Public consultation on the Right to disconnect

Read CIPD Ireland's response on the public consultation to the Right to disconnect 

From consultation with CIPD members, it is clear that embedding the Right to disconnect is about the organisation’s culture, and bringing the Right to disconnect alive will be a culture change process.  Employers have to take time to consult and build the right policy in each workplace, and  agree on and then align the required behaviours. Consultative engagement with employees in the co-creation of policy is a key aspect of embedding the right culture, along with engaging with the trade union or other appropriate mechanism at enterprise level.
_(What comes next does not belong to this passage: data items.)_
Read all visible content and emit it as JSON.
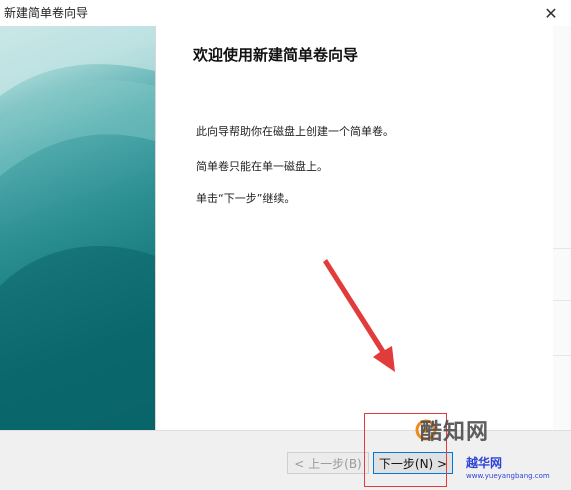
{
  "window": {
    "title": "新建简单卷向导",
    "close_glyph": "✕"
  },
  "content": {
    "heading": "欢迎使用新建简单卷向导",
    "paragraphs": [
      "此向导帮助你在磁盘上创建一个简单卷。",
      "简单卷只能在单一磁盘上。",
      "单击“下一步”继续。"
    ]
  },
  "buttons": {
    "back_label": "< 上一步(B)",
    "next_label": "下一步(N) >"
  },
  "watermark": {
    "brand": "酷知网",
    "site_name": "越华网",
    "site_url": "www.yueyangbang.com"
  },
  "colors": {
    "annotation_red": "#e23b3b",
    "panel_teal": "#1c7f82",
    "focus_blue": "#0078d7"
  },
  "icons": {
    "close": "close-icon",
    "arrow": "red-arrow-annotation",
    "watermark_logo": "watermark-logo-icon"
  }
}
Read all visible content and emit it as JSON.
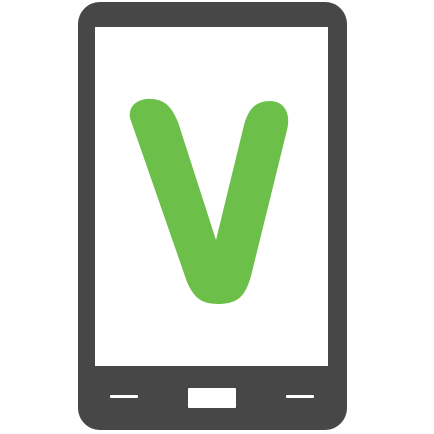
{
  "image": {
    "subject": "phone-with-v-logo-icon",
    "colors": {
      "phone": "#474747",
      "screen": "#ffffff",
      "logo": "#6cc04a",
      "buttons": "#ffffff"
    },
    "icons": {
      "device": "smartphone-icon",
      "logo": "v-letter-icon",
      "back": "dash-icon",
      "home": "home-button-icon",
      "menu": "dash-icon"
    }
  }
}
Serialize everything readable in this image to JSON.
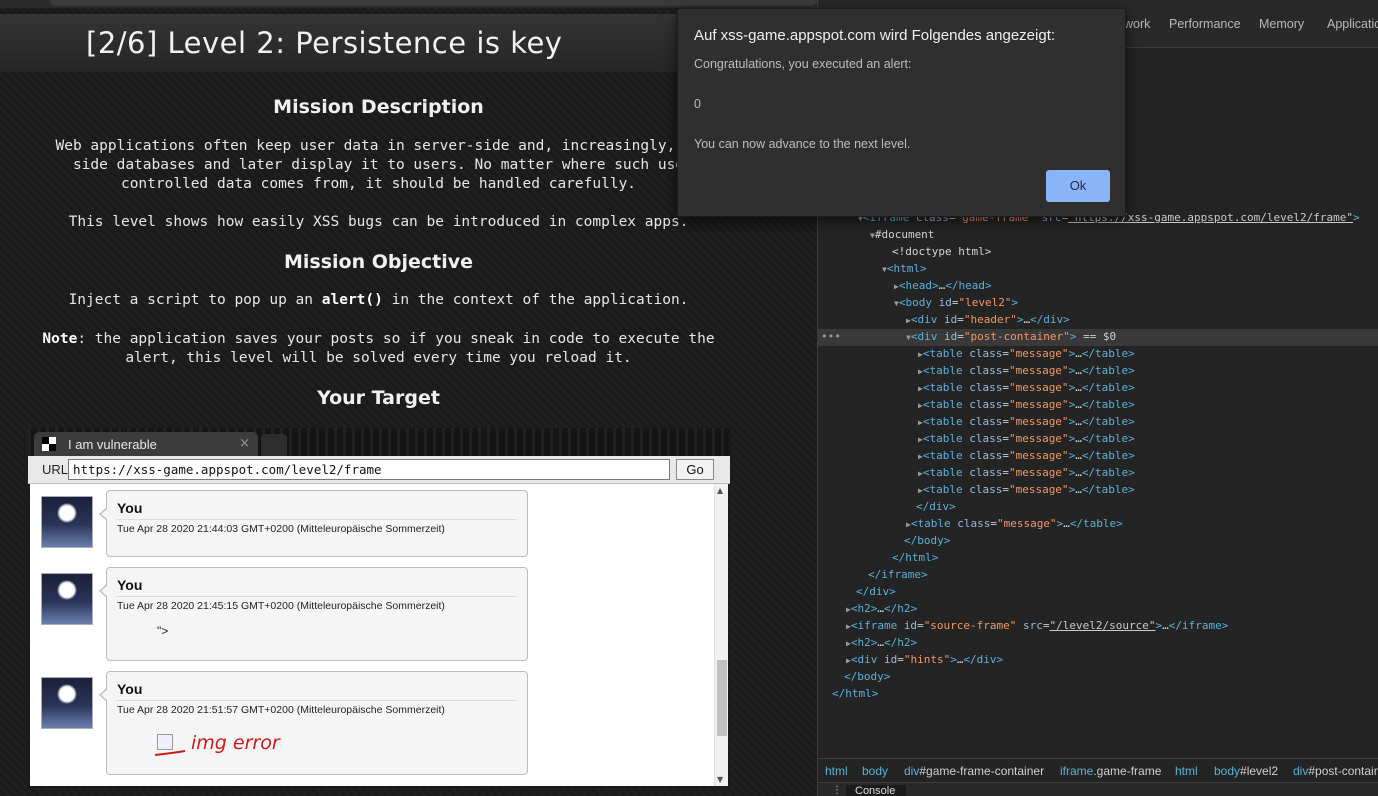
{
  "game": {
    "title": "[2/6]  Level 2: Persistence is key",
    "mission_heading": "Mission Description",
    "mission_p1_l1": "Web applications often keep user data in server-side and, increasingly, cl",
    "mission_p1_l2": "side databases and later display it to users. No matter where such use",
    "mission_p1_l3": "controlled data comes from, it should be handled carefully.",
    "mission_p2": "This level shows how easily XSS bugs can be introduced in complex apps.",
    "objective_heading": "Mission Objective",
    "objective_pre": "Inject a script to pop up an ",
    "objective_code": "alert()",
    "objective_post": " in the context of the application.",
    "note_label": "Note",
    "note_l1": ": the application saves your posts so if you sneak in code to execute the",
    "note_l2": "alert, this level will be solved every time you reload it.",
    "target_heading": "Your Target"
  },
  "target_browser": {
    "tab_title": "I am vulnerable",
    "tab_close": "×",
    "url_label": "URL",
    "url": "https://xss-game.appspot.com/level2/frame",
    "go_label": "Go",
    "posts": [
      {
        "author": "You",
        "date": "Tue Apr 28 2020 21:44:03 GMT+0200 (Mitteleuropäische Sommerzeit)",
        "body": ""
      },
      {
        "author": "You",
        "date": "Tue Apr 28 2020 21:45:15 GMT+0200 (Mitteleuropäische Sommerzeit)",
        "body": "\">"
      },
      {
        "author": "You",
        "date": "Tue Apr 28 2020 21:51:57 GMT+0200 (Mitteleuropäische Sommerzeit)",
        "body": "",
        "annotation": "img error"
      }
    ]
  },
  "devtools": {
    "tabs": [
      "work",
      "Performance",
      "Memory",
      "Applicatio"
    ],
    "selected_suffix": "== $0",
    "breadcrumbs": [
      {
        "tag": "html",
        "rest": ""
      },
      {
        "tag": "body",
        "rest": ""
      },
      {
        "tag": "div",
        "rest": "#game-frame-container"
      },
      {
        "tag": "iframe",
        "rest": ".game-frame"
      },
      {
        "tag": "html",
        "rest": ""
      },
      {
        "tag": "body",
        "rest": "#level2"
      },
      {
        "tag": "div",
        "rest": "#post-contain"
      }
    ],
    "drawer_tab": "Console"
  },
  "alert": {
    "title": "Auf xss-game.appspot.com wird Folgendes angezeigt:",
    "line1": "Congratulations, you executed an alert:",
    "line2": "0",
    "line3": "You can now advance to the next level.",
    "ok_label": "Ok"
  },
  "colors": {
    "accent_button": "#8ab4f8",
    "tag": "#5db0d7",
    "attr_value": "#f29766",
    "annotation": "#d11a1a"
  }
}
The Code of Practice should be linked to Health and Safety and the wellbeing agenda. It has to separate out the right to communicate and the right to switch off. Employees have the right to switch off, and companies are still able to send communications.  This is a critical distinction.  At organisational level, international organisations will send corporate communications at a time that suits during their working day. This may not be the same as the normal working day in Ireland, and it would significantly damage our global reputation and competitiveness if corporate headquarters had to remove Irish-based employees from such a list. 
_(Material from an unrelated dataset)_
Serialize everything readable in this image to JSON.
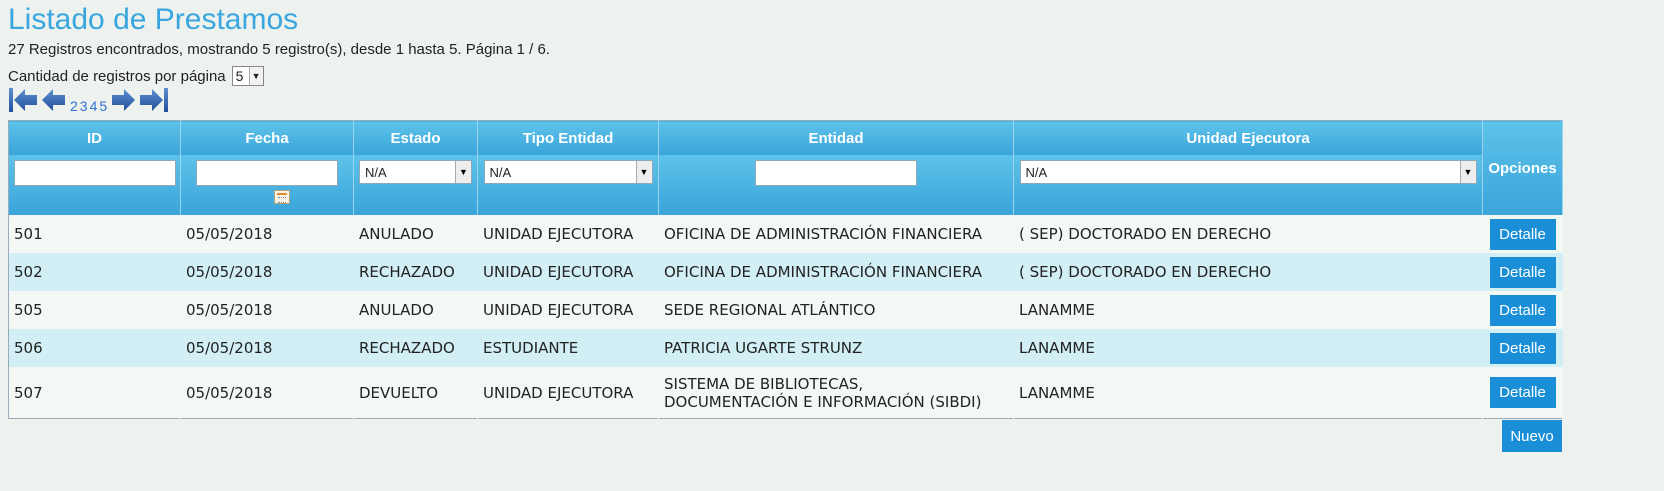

Also flexible and remote working are increasing employee choice about when and where they work, a critical development for our future labour force. If employees have the choice to work atypical hours, for example the many parents managing childcare at this point of lockdown, a restriction on when employees can send communications would be stressful and unproductive. Removing a key perceived benefit of flexible and remote working – the ability of an employee to move their working hours around to suit their life – would be counterproductive for the future, in terms of competitiveness and performance. 
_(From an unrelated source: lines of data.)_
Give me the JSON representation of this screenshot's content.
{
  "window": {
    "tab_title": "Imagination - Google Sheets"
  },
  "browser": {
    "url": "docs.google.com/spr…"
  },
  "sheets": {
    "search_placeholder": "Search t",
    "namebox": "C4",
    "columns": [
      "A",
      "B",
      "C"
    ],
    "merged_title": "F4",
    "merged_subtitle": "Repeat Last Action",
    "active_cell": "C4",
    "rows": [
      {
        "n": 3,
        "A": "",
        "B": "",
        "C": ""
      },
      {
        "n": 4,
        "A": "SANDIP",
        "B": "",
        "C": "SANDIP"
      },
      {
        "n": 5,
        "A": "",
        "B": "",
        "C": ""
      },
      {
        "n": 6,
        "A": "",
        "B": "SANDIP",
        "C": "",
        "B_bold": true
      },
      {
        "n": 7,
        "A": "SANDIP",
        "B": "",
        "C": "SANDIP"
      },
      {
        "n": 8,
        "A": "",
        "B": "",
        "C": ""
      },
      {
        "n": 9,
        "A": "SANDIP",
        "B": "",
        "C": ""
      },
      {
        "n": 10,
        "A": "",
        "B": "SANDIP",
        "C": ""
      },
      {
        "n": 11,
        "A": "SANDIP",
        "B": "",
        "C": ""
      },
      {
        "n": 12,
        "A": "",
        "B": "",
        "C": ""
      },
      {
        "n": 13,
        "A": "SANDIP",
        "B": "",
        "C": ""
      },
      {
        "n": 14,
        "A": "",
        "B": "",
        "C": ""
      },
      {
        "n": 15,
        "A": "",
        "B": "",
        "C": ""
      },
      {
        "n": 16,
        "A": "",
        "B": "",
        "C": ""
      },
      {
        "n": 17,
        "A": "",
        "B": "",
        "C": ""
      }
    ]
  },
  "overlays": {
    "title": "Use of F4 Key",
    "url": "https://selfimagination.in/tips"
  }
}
Therefore we recommend that the approach to the COP is principle based, focusing on the employee’s right to switch off and that there is no expectation that an employee is available until next normal business hours. It should address the right to be informed and educated that this is how the company operates.  It should not focus on the rules around sending emails, though employees should be discouraged from sending emails outside of their normal hours of work.

At its heart, the Right to disconnect is about respect – respect for oneself in disconnecting from work and respect for others’ work life balance boundaries and not creating unrealistic expectations of response times. CIPD Ireland recommends that a COP provides guidance to employers and employees on how to establish the culture and behaviours that will support wellbeing and drive the Right to disconnect.